Can Hierarchical Cross-Modal Fusion Predict Human Perception of AI Dubbed Content?
A new hierarchical model fuses audio, video, and text to automatically evaluate AI-dubbed content quality.
A team of researchers has developed a novel AI architecture designed to automatically evaluate the quality of AI-generated dubbed content, a task traditionally reliant on expensive and slow human scoring. The model, presented in a paper accepted at ICASSP 2026, uses a hierarchical approach to fuse complementary data from audio (speaker identity, prosody), video (facial expressions, scene cues), and text (semantic context). To overcome the scarcity of human-labeled data, the team innovated by creating proxy quality scores (proxy MOS) by aggregating objective metrics, with weights optimized via active learning, before fine-tuning with actual human ratings.
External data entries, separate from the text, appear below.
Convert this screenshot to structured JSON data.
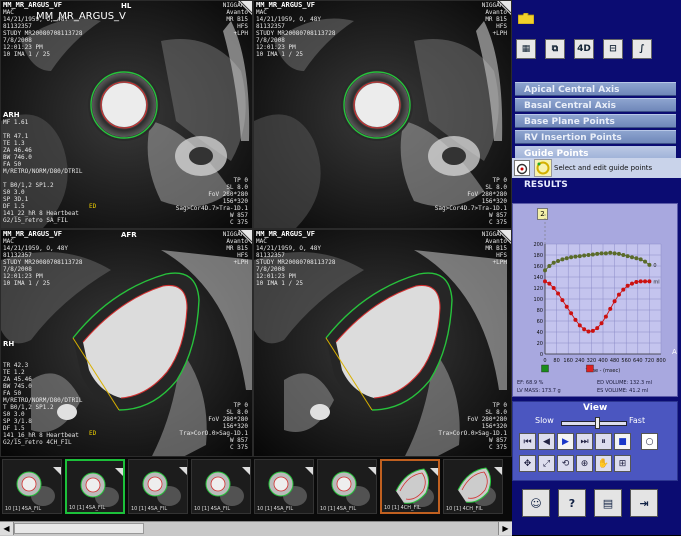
{
  "series": {
    "title": "MM_MR_ARGUS_V",
    "color_panel": "#0b0c72"
  },
  "viewports": [
    {
      "title": "MM_MR_ARGUS_VF",
      "patient": "MAC",
      "dob_line": "14/21/1959, O, 48Y",
      "id": "81132357",
      "study": "STUDY MR20080708113728",
      "date": "7/8/2008",
      "time": "12:01:23 PM",
      "ima": "10 IMA 1 / 25",
      "orient_top": "HL",
      "orient_left": "ARH",
      "right_top": [
        "NIGGARD",
        "Avanto",
        "MR B15",
        "HFS",
        "+LPH",
        "",
        "",
        "",
        "",
        ""
      ],
      "left_mid": [
        "MF 1.61",
        "",
        "TR 47.1",
        "TE 1.3",
        "ZA 46.46",
        "BW 746.0",
        "FA 50",
        "M/RETRO/NORM/D80/DTRIL",
        "",
        "T B0/1,2 SP1.2",
        "S0 3.0",
        "SP 3D.1",
        "DF 1.5",
        "141_22_hR 8 Heartbeat",
        "G2/15_retro SA_FIL"
      ],
      "right_mid": [
        "TP 0",
        "SL 8.0",
        "FoV 280*280",
        "156*320",
        "Sag>Cor4D.7>Tra-1D.1",
        "W 857",
        "C 375"
      ],
      "ed_label": "ED"
    },
    {
      "title": "MM_MR_ARGUS_VF",
      "patient": "MAC",
      "dob_line": "14/21/1959, O, 48Y",
      "id": "81132357",
      "study": "STUDY MR20080708113728",
      "date": "7/8/2008",
      "time": "12:01:23 PM",
      "ima": "10 IMA 1 / 25",
      "orient_top": "",
      "orient_left": "",
      "right_top": [
        "NIGGARD",
        "Avanto",
        "MR B15",
        "HFS",
        "+LPH"
      ],
      "left_mid": [],
      "right_mid": [
        "TP 0",
        "SL 8.0",
        "FoV 280*280",
        "156*320",
        "Sag>Cor4D.7>Tra-1D.1",
        "W 857",
        "C 375"
      ],
      "ed_label": ""
    },
    {
      "title": "MM_MR_ARGUS_VF",
      "patient": "MAC",
      "dob_line": "14/21/1959, O, 48Y",
      "id": "81132357",
      "study": "STUDY MR20080708113728",
      "date": "7/8/2008",
      "time": "12:01:23 PM",
      "ima": "10 IMA 1 / 25",
      "orient_top": "AFR",
      "orient_left": "RH",
      "right_top": [
        "NIGGARD",
        "Avanto",
        "MR B15",
        "HFS",
        "+LPH"
      ],
      "left_mid": [
        "TR 42.3",
        "TE 1.2",
        "ZA 45.46",
        "BW 745.0",
        "FA 50",
        "M/RETRO/NORM/D80/DTRIL",
        "T B0/1,2 SP1.2",
        "S0 3.0",
        "SP 3/1.8",
        "DF 1.5",
        "141_16_hR 8 Heartbeat",
        "G2/15_retro 4CH_FIL"
      ],
      "right_mid": [
        "TP 0",
        "SL 8.0",
        "FoV 280*280",
        "156*320",
        "Tra>CorO.0>Sag-1D.1",
        "W 857",
        "C 375"
      ],
      "ed_label": "ED"
    },
    {
      "title": "MM_MR_ARGUS_VF",
      "patient": "MAC",
      "dob_line": "14/21/1959, O, 48Y",
      "id": "81132357",
      "study": "STUDY MR20080708113728",
      "date": "7/8/2008",
      "time": "12:01:23 PM",
      "ima": "10 IMA 1 / 25",
      "orient_top": "",
      "orient_left": "",
      "right_top": [
        "NIGGARD",
        "Avanto",
        "MR B15",
        "HFS",
        "+LPH"
      ],
      "left_mid": [],
      "right_mid": [
        "TP 0",
        "SL 8.0",
        "FoV 280*280",
        "156*320",
        "Tra>CorO.0>Sag-1D.1",
        "W 857",
        "C 375"
      ],
      "ed_label": ""
    }
  ],
  "thumbnails": [
    {
      "label": "10 [1] 4SA_FIL",
      "view": "sa",
      "border": "none"
    },
    {
      "label": "10 [1] 4SA_FIL",
      "view": "sa",
      "border": "green"
    },
    {
      "label": "10 [1] 4SA_FIL",
      "view": "sa",
      "border": "none"
    },
    {
      "label": "10 [1] 4SA_FIL",
      "view": "sa",
      "border": "none"
    },
    {
      "label": "10 [1] 4SA_FIL",
      "view": "sa",
      "border": "none"
    },
    {
      "label": "10 [1] 4SA_FIL",
      "view": "sa",
      "border": "none"
    },
    {
      "label": "10 [1] 4CH_FIL",
      "view": "lax",
      "border": "orange"
    },
    {
      "label": "10 [1] 4CH_FIL",
      "view": "lax",
      "border": "none"
    }
  ],
  "toolbar_icons": [
    {
      "name": "layout-grid-icon",
      "glyph": "▦"
    },
    {
      "name": "copy-icon",
      "glyph": "⧉"
    },
    {
      "name": "4d-icon",
      "glyph": "4D"
    },
    {
      "name": "slider-icon",
      "glyph": "⊟"
    },
    {
      "name": "curve-icon",
      "glyph": "∫"
    }
  ],
  "menu": [
    {
      "label": "Apical Central Axis",
      "active": false
    },
    {
      "label": "Basal Central Axis",
      "active": false
    },
    {
      "label": "Base Plane Points",
      "active": false
    },
    {
      "label": "RV Insertion Points",
      "active": false
    },
    {
      "label": "Guide Points",
      "active": true
    }
  ],
  "guide_hint": "Select and edit guide points",
  "results_label": "RESULTS",
  "chart_marker": "2",
  "stats": {
    "ef": "EF: 68.9 %",
    "ed_volume": "ED VOLUME: 132.3 ml",
    "lv_mass": "LV MASS: 173.7 g",
    "es_volume": "ES VOLUME: 41.2 ml"
  },
  "chart_data": {
    "type": "line",
    "xlabel": "Time - (msec)",
    "ylabel": "",
    "xlim": [
      0,
      800
    ],
    "ylim": [
      0,
      200
    ],
    "x_ticks": [
      0,
      80,
      160,
      240,
      320,
      400,
      480,
      560,
      640,
      720,
      800
    ],
    "y_ticks": [
      0,
      20,
      40,
      60,
      80,
      100,
      120,
      140,
      160,
      180,
      200
    ],
    "series": [
      {
        "color": "#5a6b2a",
        "end_label": "0",
        "x": [
          0,
          30,
          60,
          90,
          120,
          150,
          180,
          210,
          240,
          270,
          300,
          330,
          360,
          390,
          420,
          450,
          480,
          510,
          540,
          570,
          600,
          630,
          660,
          690,
          720
        ],
        "values": [
          152,
          160,
          166,
          169,
          172,
          174,
          176,
          177,
          178,
          179,
          180,
          181,
          182,
          183,
          183,
          184,
          183,
          182,
          180,
          178,
          176,
          174,
          172,
          168,
          162
        ]
      },
      {
        "color": "#cc1111",
        "end_label": "ml",
        "x": [
          0,
          30,
          60,
          90,
          120,
          150,
          180,
          210,
          240,
          270,
          300,
          330,
          360,
          390,
          420,
          450,
          480,
          510,
          540,
          570,
          600,
          630,
          660,
          690,
          720
        ],
        "values": [
          132,
          128,
          120,
          110,
          98,
          86,
          74,
          62,
          52,
          45,
          41,
          42,
          47,
          56,
          68,
          82,
          96,
          108,
          117,
          124,
          128,
          131,
          132,
          132,
          132
        ]
      }
    ],
    "markers": [
      {
        "x": 0,
        "color": "#1a8c1a"
      },
      {
        "x": 310,
        "color": "#dd2020"
      }
    ],
    "grid": true,
    "legend": "none"
  },
  "view": {
    "title": "View",
    "slow": "Slow",
    "fast": "Fast",
    "speed": 0.55
  },
  "view_buttons_row1": [
    {
      "name": "first-frame-icon",
      "glyph": "⏮"
    },
    {
      "name": "prev-frame-icon",
      "glyph": "◀"
    },
    {
      "name": "play-icon",
      "glyph": "▶"
    },
    {
      "name": "next-frame-icon",
      "glyph": "⏭"
    },
    {
      "name": "pause-icon",
      "glyph": "⏸"
    },
    {
      "name": "stop-icon",
      "glyph": "■"
    },
    {
      "name": "circle-icon",
      "glyph": "○"
    }
  ],
  "view_buttons_row2": [
    {
      "name": "move-icon",
      "glyph": "✥"
    },
    {
      "name": "resize-icon",
      "glyph": "⤢"
    },
    {
      "name": "rotate-icon",
      "glyph": "⟲"
    },
    {
      "name": "zoom-icon",
      "glyph": "⊕"
    },
    {
      "name": "pan-icon",
      "glyph": "✋"
    },
    {
      "name": "reset-icon",
      "glyph": "⊞"
    }
  ],
  "bottom_buttons": [
    {
      "name": "user-help-icon",
      "glyph": "☺"
    },
    {
      "name": "help-icon",
      "glyph": "?"
    },
    {
      "name": "document-icon",
      "glyph": "▤"
    },
    {
      "name": "exit-icon",
      "glyph": "⇥"
    }
  ]
}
Trained on a dataset of 12,000 Hindi-English bidirectional dubbed clips, the architecture employs parameter-efficient LoRA adapters for fine-tuning across modalities. The system progressively fuses features through intra- and inter-modal layers, capturing the multi-dimensional aspects of dubbing quality like synchronization, intelligibility, and emotional alignment. The result is a model that achieves a Pearson Correlation Coefficient (PCC) greater than 0.75 with human perception, demonstrating strong alignment. This provides a practical, scalable solution for developers and platforms to rapidly and consistently assess AI-dubbing output during model training and content production cycles.
- Uses hierarchical fusion of audio, video, and text data to predict human Mean Opinion Scores (MOS) for AI dubs.
- Trained on 12,000 Hindi-English clips and achieves high perceptual alignment (PCC > 0.75).
- Employs LoRA adapters for efficient tuning and creates proxy labels via active learning to overcome data scarcity.
Why It Matters
Enables scalable, automated quality control for AI-generated voiceovers and dubbing, accelerating content localization.